A comparison of drug information question responses by a drug information center and by ChatGPT

Am J Health Syst Pharm. 2024 Oct 25:zxae316. doi: 10.1093/ajhp/zxae316. Online ahead of print.

Abstract

Disclaimer: In an effort to expedite the publication of articles, AJHP is posting manuscripts online as soon as possible after acceptance. Accepted manuscripts have been peer-reviewed and copyedited, but are posted online before technical formatting and author proofing. These manuscripts are not the final version of record and will be replaced with the final article (formatted per AJHP style and proofed by the authors) at a later time.

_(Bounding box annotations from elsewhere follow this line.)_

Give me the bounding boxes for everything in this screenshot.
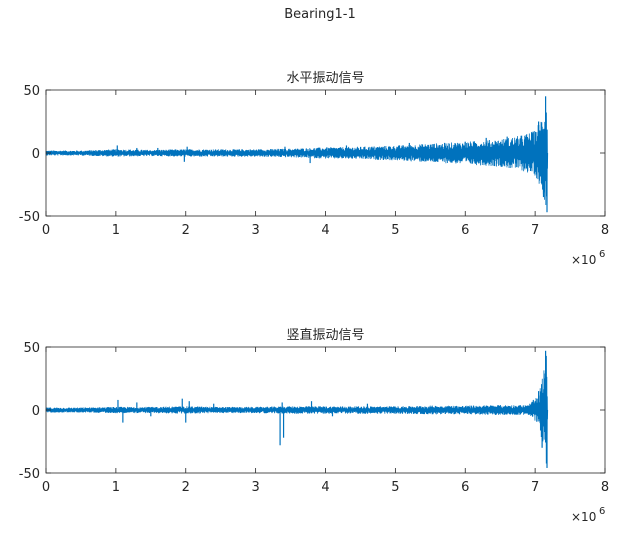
subplot-title: 水平振动信号 <box>286 71 364 86</box>
y-tick-label: 0 <box>32 147 40 162</box>
x-exponent-label: ×10 <box>571 510 596 524</box>
x-exponent-value: 6 <box>599 506 605 517</box>
x-tick-label: 8 <box>601 223 609 238</box>
x-tick-label: 4 <box>321 223 329 238</box>
x-exponent-value: 6 <box>599 249 605 260</box>
x-exponent-label: ×10 <box>571 253 596 267</box>
x-tick-label: 7 <box>531 480 539 495</box>
x-tick-label: 3 <box>251 223 259 238</box>
x-tick-label: 1 <box>112 480 120 495</box>
x-tick-label: 3 <box>251 480 259 495</box>
x-tick-label: 2 <box>182 480 190 495</box>
x-tick-label: 8 <box>601 480 609 495</box>
x-tick-label: 5 <box>391 480 399 495</box>
x-tick-label: 7 <box>531 223 539 238</box>
x-tick-label: 2 <box>182 223 190 238</box>
y-tick-label: -50 <box>19 210 40 225</box>
x-tick-label: 4 <box>321 480 329 495</box>
x-tick-label: 1 <box>112 223 120 238</box>
x-tick-label: 5 <box>391 223 399 238</box>
x-tick-label: 6 <box>461 223 469 238</box>
y-tick-label: 50 <box>23 341 40 356</box>
y-tick-label: 50 <box>23 84 40 99</box>
subplot-title: 竖直振动信号 <box>286 328 364 343</box>
x-tick-label: 0 <box>42 480 50 495</box>
x-tick-label: 0 <box>42 223 50 238</box>
y-tick-label: 0 <box>32 404 40 419</box>
figure-title: Bearing1-1 <box>284 7 356 22</box>
x-tick-label: 6 <box>461 480 469 495</box>
signal-trace <box>45 112 549 205</box>
signal-trace <box>45 355 549 464</box>
y-tick-label: -50 <box>19 467 40 482</box>
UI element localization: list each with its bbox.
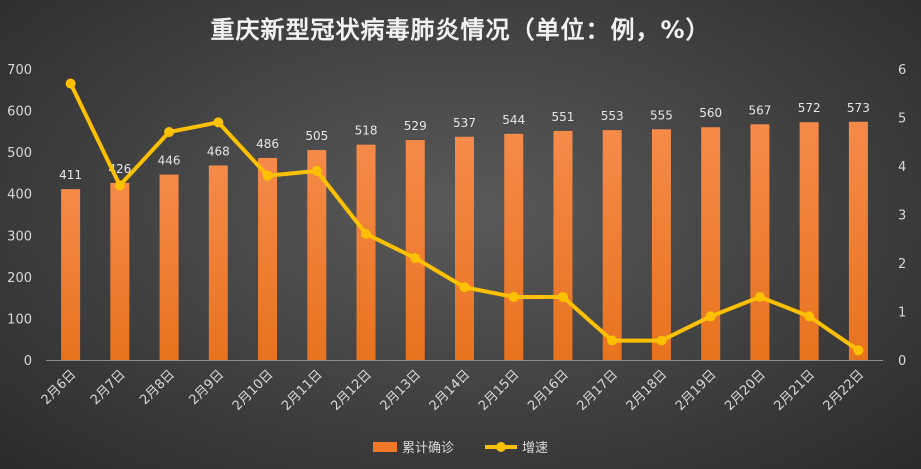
y-right-tick-label: 1: [898, 306, 906, 321]
bar-data-label: 486: [256, 137, 279, 151]
x-tick-label: 2月7日: [88, 367, 129, 408]
bar: [602, 130, 622, 360]
bar-data-label: 553: [601, 109, 624, 123]
growth-point: [164, 127, 175, 138]
growth-point: [361, 228, 372, 239]
x-tick-label: 2月10日: [230, 367, 277, 414]
growth-point: [557, 291, 568, 302]
x-tick-label: 2月22日: [821, 367, 868, 414]
legend-bar-label: 累计确诊: [402, 441, 454, 456]
bar-data-label: 567: [748, 103, 771, 117]
x-tick-label: 2月20日: [722, 367, 769, 414]
y-left-tick-label: 200: [7, 271, 32, 286]
x-tick-label: 2月14日: [427, 367, 474, 414]
x-tick-label: 2月8日: [137, 367, 178, 408]
growth-point: [311, 165, 322, 176]
bar-data-label: 518: [355, 124, 378, 138]
growth-point: [705, 311, 716, 322]
growth-point: [213, 117, 224, 128]
bar-data-label: 551: [552, 110, 575, 124]
y-left-tick-label: 100: [7, 312, 32, 327]
growth-point: [853, 345, 864, 356]
bar: [159, 174, 179, 360]
bar-data-label: 529: [404, 119, 427, 133]
legend-bar-swatch: [373, 442, 397, 452]
bar: [61, 189, 81, 360]
growth-point: [459, 282, 470, 293]
bar: [258, 157, 278, 360]
bar-data-label: 560: [699, 106, 722, 120]
bar: [750, 124, 770, 360]
growth-point: [656, 335, 667, 346]
x-tick-label: 2月18日: [624, 367, 671, 414]
x-tick-label: 2月9日: [186, 367, 227, 408]
growth-point: [65, 78, 76, 89]
y-left-tick-label: 0: [24, 354, 32, 369]
y-right-tick-label: 0: [898, 354, 906, 369]
y-right-tick-label: 4: [898, 160, 906, 175]
y-right-tick-label: 6: [898, 63, 906, 78]
x-tick-label: 2月12日: [328, 367, 375, 414]
growth-point: [114, 180, 125, 191]
bar: [356, 144, 376, 360]
y-right-tick-label: 3: [898, 209, 906, 224]
bar: [307, 150, 327, 360]
x-tick-label: 2月6日: [39, 367, 80, 408]
y-left-tick-label: 400: [7, 188, 32, 203]
x-tick-label: 2月11日: [279, 367, 326, 414]
bar: [208, 165, 228, 360]
bar-data-label: 544: [502, 113, 525, 127]
legend-line-label: 增速: [522, 441, 548, 456]
growth-point: [508, 291, 519, 302]
growth-point: [754, 291, 765, 302]
bar: [553, 130, 573, 360]
bar: [504, 133, 524, 360]
bar-data-label: 446: [158, 154, 181, 168]
growth-point: [262, 170, 273, 181]
bar-data-label: 573: [847, 101, 870, 115]
y-right-tick-label: 2: [898, 257, 906, 272]
x-tick-label: 2月17日: [574, 367, 621, 414]
x-tick-label: 2月13日: [378, 367, 425, 414]
bar-data-label: 537: [453, 116, 476, 130]
y-left-tick-label: 300: [7, 229, 32, 244]
bar: [799, 122, 819, 360]
x-tick-label: 2月16日: [525, 367, 572, 414]
growth-point: [607, 335, 618, 346]
y-right-tick-label: 5: [898, 112, 906, 127]
bar-data-label: 411: [59, 168, 82, 182]
y-left-tick-label: 600: [7, 105, 32, 120]
bar: [651, 129, 671, 360]
x-tick-label: 2月15日: [476, 367, 523, 414]
chart-title: 重庆新型冠状病毒肺炎情况（单位：例，%）: [210, 16, 711, 44]
y-left-tick-label: 500: [7, 146, 32, 161]
bar: [701, 127, 721, 360]
bar-data-label: 555: [650, 108, 673, 122]
x-tick-label: 2月19日: [673, 367, 720, 414]
bar-data-label: 505: [305, 129, 328, 143]
bar: [110, 182, 130, 360]
x-tick-label: 2月21日: [771, 367, 818, 414]
bar-data-label: 468: [207, 144, 230, 158]
legend-line-marker: [496, 442, 506, 452]
growth-point: [410, 253, 421, 264]
growth-point: [804, 311, 815, 322]
bar-data-label: 572: [798, 101, 821, 115]
bar: [455, 136, 474, 360]
bar: [848, 121, 868, 360]
y-left-tick-label: 700: [7, 63, 32, 78]
bar: [405, 140, 425, 360]
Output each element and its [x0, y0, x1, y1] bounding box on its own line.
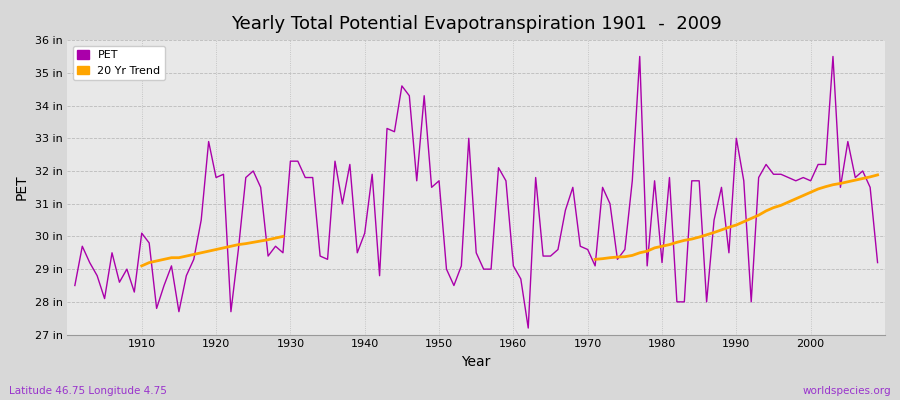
Text: Latitude 46.75 Longitude 4.75: Latitude 46.75 Longitude 4.75 [9, 386, 166, 396]
Y-axis label: PET: PET [15, 174, 29, 200]
Legend: PET, 20 Yr Trend: PET, 20 Yr Trend [73, 46, 165, 80]
X-axis label: Year: Year [462, 355, 490, 369]
Text: worldspecies.org: worldspecies.org [803, 386, 891, 396]
Title: Yearly Total Potential Evapotranspiration 1901  -  2009: Yearly Total Potential Evapotranspiratio… [230, 15, 722, 33]
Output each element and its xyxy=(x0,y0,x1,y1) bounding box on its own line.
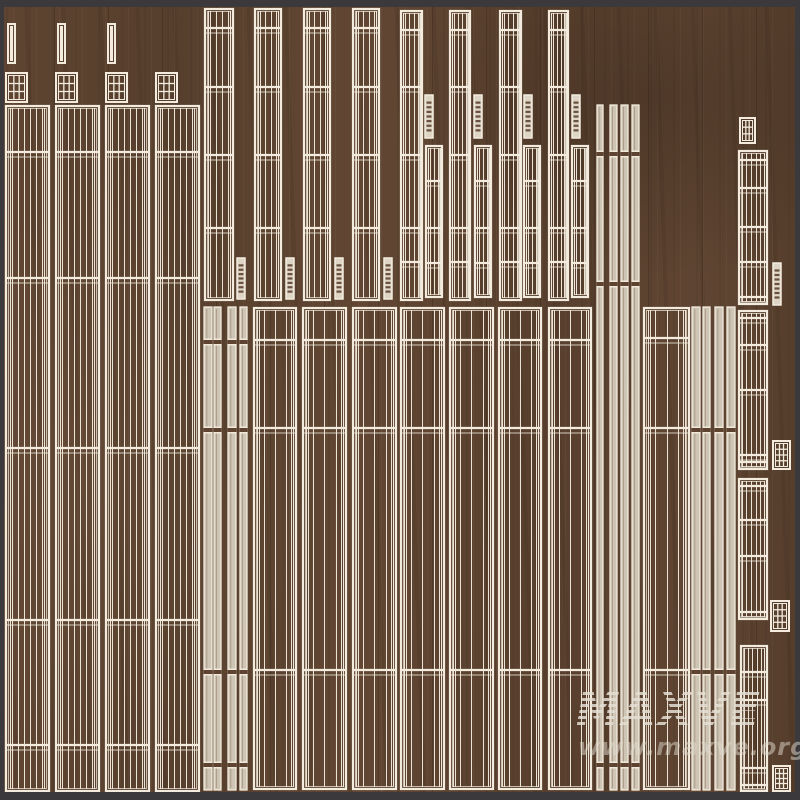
watermark-url: www.maxve.org xyxy=(578,733,800,761)
watermark-logo: MAXVE xyxy=(576,682,763,736)
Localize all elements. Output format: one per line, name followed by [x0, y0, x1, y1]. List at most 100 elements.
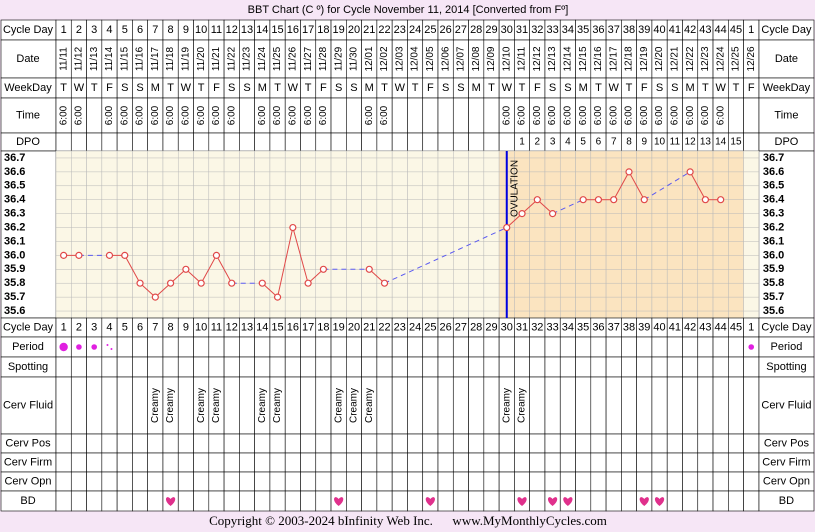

Purpose: A study was conducted to assess the accuracy and ability of Chat Generative Pre-trained Transformer (ChatGPT) to systematically respond to drug information inquiries relative to responses of a drug information center (DIC).

Methods: Ten drug information questions answered by the DIC in 2022 or 2023 were selected for analysis. Three pharmacists created new ChatGPT accounts and submitted each question to ChatGPT at the same time. Each question was submitted twice to identify consistency in responses. Two days later, the same process was conducted by a fourth pharmacist. Phase 1 of data analysis consisted of a drug information pharmacist assessing all 84 ChatGPT responses for accuracy relative to the DIC responses. In phase 2, 10 ChatGPT responses were selected to be assessed by 3 blinded reviewers. Reviewers utilized an 8-question predetermined rubric to evaluate the ChatGPT and DIC responses.

Results: When comparing the ChatGPT responses (n = 84) to the DIC responses, ChatGPT had an overall accuracy rate of 50%. Accuracy across the different question types varied. In regards to the overall blinded score, ChatGPT responses scored higher than the responses by the DIC according to the rubric (overall scores of 67.5% and 55.0%, respectively). The DIC responses scored higher in the categories of references mentioned and references identified.

Conclusion: Responses generated by ChatGPT have been found to be better than those created by a DIC in clarity and readability; however, the accuracy of ChatGPT responses was lacking. ChatGPT responses to drug information questions would need to be carefully reviewed for accuracy and completeness.

Keywords: ChatGPT; artificial intelligence; drug information; evidence based medicine.